Multiple protected domains, each with their own replication log store (for replication logs and garbage collection metadata) can be maintained under a single DRVA. Each protected domain replicates all its data to a discrete bucket in the object store.
In configuring VM protection, the administrator may want to consider when it is helpful to protect multiple VMs in the same protected domain, and when it is helpful to establish multiple separate protected domains. For example:
- The protected domain is the most granular level of protection. If one VM within a protected domain needs to fail over, all the VMs in the domain must fail over.

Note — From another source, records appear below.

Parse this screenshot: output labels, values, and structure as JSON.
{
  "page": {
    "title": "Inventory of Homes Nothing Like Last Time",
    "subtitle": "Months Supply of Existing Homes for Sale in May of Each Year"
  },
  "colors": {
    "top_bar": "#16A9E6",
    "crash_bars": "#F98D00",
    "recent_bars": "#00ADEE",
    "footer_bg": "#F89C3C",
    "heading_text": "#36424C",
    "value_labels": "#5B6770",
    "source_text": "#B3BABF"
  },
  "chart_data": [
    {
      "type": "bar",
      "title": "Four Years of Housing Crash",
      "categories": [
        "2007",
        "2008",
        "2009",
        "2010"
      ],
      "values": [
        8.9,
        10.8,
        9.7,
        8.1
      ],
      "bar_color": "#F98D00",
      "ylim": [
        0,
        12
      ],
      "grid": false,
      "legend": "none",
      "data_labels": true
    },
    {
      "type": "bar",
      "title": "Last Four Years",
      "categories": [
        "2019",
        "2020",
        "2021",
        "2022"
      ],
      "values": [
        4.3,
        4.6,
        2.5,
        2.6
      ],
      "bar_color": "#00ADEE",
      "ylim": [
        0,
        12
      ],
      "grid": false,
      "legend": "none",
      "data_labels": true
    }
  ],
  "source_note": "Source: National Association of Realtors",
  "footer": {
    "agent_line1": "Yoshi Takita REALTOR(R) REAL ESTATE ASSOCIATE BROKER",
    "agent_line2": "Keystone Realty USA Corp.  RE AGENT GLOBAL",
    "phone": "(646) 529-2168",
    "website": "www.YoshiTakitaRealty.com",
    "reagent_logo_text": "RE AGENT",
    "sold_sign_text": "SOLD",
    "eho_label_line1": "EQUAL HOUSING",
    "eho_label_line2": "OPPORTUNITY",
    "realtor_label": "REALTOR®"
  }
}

- Certain clustered applications and databases are best protected together. If all nodes in an application cluster fail over, they can be recovered with consistency if they are all in the same protected domain.
- Some applications with large amounts of data may be best protected in a single-VM domain.
- Each protected domain has its own replication log store, and multiple replication log stores can share the same LUN. If the replication log store requirements of protected domains change, JetStream DR can automatically allocate space appropriately for each domain.
Security
JetStream DR utilizes the following methods to enhance the security of communications between its components and the storage site:
- All communications between the management server and appliances (DRVA, RoCVA) are conducted through HTTPS-based REST API calls to protect the privacy and integrity of data.
- The management server and appliances authenticate using trusted certificates to safeguard against man-in-the-middle attacks.
- SSH keys are protected using a passphrase to prevent unauthorized users from gaining access to the keys.
- Appliances communicate with storage via HTTPS to protect all data transferred over the public network.